Semi-Ordered Permutation Solution in Python

Problem Description

Welcome to the world of permutations, where numbers dance around like they’re at a party, but only the numbers 1 and n (the smallest and largest) are allowed to be in their rightful places! The problem at hand is to determine how many moves it takes to semi-order a permutation of numbers from 1 to n.

Imagine you’re at a party, and you have to arrange your friends in a line. Your best friend (1) is at the back, and the party pooper (n) is at the front. You need to figure out how many moves it takes to get them to their correct positions without causing a scene.

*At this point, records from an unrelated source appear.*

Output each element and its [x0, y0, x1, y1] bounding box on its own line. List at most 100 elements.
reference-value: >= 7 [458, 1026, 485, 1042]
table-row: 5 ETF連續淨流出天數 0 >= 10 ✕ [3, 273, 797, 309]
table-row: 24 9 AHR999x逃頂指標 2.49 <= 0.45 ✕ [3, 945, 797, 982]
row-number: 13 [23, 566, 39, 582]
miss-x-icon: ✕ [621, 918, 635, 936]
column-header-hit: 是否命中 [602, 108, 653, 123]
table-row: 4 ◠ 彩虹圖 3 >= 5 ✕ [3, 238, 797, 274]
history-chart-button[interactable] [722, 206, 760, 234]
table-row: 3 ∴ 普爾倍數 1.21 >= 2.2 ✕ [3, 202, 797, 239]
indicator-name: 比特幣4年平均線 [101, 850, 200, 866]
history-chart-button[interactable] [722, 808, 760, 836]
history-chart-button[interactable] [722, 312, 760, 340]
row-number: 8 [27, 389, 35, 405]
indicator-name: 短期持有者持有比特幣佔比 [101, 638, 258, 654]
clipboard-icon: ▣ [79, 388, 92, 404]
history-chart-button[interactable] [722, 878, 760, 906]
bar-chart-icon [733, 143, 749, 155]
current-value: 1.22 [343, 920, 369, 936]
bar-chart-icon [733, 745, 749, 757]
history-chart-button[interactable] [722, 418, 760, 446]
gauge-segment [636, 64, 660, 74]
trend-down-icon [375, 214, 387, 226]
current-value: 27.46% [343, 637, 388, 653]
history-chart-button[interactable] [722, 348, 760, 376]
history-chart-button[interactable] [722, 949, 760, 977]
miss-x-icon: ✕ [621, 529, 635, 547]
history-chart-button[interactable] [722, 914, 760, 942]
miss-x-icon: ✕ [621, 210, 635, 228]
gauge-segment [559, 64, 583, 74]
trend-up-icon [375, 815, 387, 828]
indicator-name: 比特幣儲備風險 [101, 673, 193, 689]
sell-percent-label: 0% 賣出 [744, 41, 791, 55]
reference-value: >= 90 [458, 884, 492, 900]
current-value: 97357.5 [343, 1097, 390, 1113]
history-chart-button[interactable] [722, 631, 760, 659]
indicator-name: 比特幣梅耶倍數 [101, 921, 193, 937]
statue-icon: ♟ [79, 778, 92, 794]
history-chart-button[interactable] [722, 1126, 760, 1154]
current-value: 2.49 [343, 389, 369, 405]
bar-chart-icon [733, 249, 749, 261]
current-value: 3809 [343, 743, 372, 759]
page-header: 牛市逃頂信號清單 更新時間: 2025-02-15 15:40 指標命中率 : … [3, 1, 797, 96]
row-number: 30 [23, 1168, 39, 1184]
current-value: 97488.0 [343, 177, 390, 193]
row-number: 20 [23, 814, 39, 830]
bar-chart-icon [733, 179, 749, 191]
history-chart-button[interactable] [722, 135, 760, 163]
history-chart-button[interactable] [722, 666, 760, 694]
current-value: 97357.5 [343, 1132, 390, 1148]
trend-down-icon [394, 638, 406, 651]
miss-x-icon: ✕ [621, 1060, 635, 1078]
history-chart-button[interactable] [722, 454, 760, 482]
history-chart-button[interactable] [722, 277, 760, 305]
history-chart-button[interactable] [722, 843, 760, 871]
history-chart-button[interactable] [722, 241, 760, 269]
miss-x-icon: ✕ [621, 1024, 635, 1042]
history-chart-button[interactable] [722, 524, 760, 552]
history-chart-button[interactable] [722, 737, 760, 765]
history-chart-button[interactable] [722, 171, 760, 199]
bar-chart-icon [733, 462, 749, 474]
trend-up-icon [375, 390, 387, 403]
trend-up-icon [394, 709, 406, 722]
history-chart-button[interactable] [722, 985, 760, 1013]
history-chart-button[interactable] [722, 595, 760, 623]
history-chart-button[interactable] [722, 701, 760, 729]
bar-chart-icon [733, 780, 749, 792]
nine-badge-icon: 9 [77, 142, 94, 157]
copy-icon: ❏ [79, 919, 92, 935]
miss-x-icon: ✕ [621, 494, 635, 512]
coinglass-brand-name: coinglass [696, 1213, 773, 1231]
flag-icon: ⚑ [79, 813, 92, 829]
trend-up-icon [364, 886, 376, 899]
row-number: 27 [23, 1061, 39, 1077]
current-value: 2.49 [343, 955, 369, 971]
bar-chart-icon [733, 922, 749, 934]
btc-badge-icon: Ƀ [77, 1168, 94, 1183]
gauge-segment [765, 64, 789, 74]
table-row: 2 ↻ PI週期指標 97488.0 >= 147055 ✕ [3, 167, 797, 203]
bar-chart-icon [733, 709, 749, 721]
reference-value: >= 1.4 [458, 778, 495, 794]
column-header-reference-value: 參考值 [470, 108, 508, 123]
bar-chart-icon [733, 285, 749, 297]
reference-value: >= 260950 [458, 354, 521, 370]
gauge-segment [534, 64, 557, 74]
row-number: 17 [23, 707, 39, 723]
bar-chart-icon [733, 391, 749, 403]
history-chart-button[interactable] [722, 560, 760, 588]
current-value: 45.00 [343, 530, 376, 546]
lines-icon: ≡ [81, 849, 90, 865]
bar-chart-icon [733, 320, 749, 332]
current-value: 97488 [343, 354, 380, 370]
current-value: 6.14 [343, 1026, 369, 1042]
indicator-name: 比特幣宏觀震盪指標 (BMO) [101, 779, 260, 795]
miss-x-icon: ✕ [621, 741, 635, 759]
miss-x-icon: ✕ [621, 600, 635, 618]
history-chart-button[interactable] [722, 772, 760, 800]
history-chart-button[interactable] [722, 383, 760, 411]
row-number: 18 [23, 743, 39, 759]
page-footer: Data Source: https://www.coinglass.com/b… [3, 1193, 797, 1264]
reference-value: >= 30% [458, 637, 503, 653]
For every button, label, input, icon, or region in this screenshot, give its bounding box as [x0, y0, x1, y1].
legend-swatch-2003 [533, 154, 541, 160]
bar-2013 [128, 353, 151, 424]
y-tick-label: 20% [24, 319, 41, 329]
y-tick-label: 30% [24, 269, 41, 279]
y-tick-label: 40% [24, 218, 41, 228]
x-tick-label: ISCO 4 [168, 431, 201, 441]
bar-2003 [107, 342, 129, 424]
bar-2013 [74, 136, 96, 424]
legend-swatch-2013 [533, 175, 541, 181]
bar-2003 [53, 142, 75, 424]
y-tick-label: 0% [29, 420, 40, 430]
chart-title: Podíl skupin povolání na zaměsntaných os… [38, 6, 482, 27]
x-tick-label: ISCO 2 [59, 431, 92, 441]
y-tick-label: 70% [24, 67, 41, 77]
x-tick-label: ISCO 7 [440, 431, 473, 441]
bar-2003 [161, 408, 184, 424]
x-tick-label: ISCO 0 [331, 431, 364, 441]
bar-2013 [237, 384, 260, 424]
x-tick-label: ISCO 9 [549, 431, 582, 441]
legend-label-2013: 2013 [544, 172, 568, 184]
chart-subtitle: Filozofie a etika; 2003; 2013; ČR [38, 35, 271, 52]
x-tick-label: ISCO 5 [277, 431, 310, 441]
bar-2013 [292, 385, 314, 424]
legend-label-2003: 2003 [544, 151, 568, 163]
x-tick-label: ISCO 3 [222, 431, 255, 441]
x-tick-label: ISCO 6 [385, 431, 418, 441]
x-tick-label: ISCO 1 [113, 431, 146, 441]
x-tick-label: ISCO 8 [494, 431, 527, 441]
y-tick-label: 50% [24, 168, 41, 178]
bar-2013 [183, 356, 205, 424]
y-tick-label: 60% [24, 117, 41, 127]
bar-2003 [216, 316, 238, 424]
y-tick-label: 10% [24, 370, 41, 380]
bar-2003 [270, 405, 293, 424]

In simpler terms, given a list of integers from 1 to n, you need to find out how many swaps are required to place 1 at the start and n at the end of the list.

Code Solution

class Solution:
    def semiOrderedPermutation(self, nums: list[int]) -> int:
        n = len(nums)
        index1 = nums.index(1)
        indexN = nums.index(n)
        return index1 + (n - 1 - indexN) - int(index1 > indexN)
    

Approach Explanation

The code works by first determining the positions of 1 and n in the list. It then calculates how many moves are needed to get 1 to the front and n to the back. The logic is simple: add the index of 1 to the number of positions left for n, and adjust for any overlap if 1 is ahead of n.

Time and Space Complexity

Real-World Example

Let’s say you’re organizing a race. The runners are numbered from 1 to n, and you need to ensure that the fastest runner (1) is at the starting line and the slowest (n) is at the finish line. The number of moves you need to make to get them there is akin to solving the Semi-Ordered Permutation problem.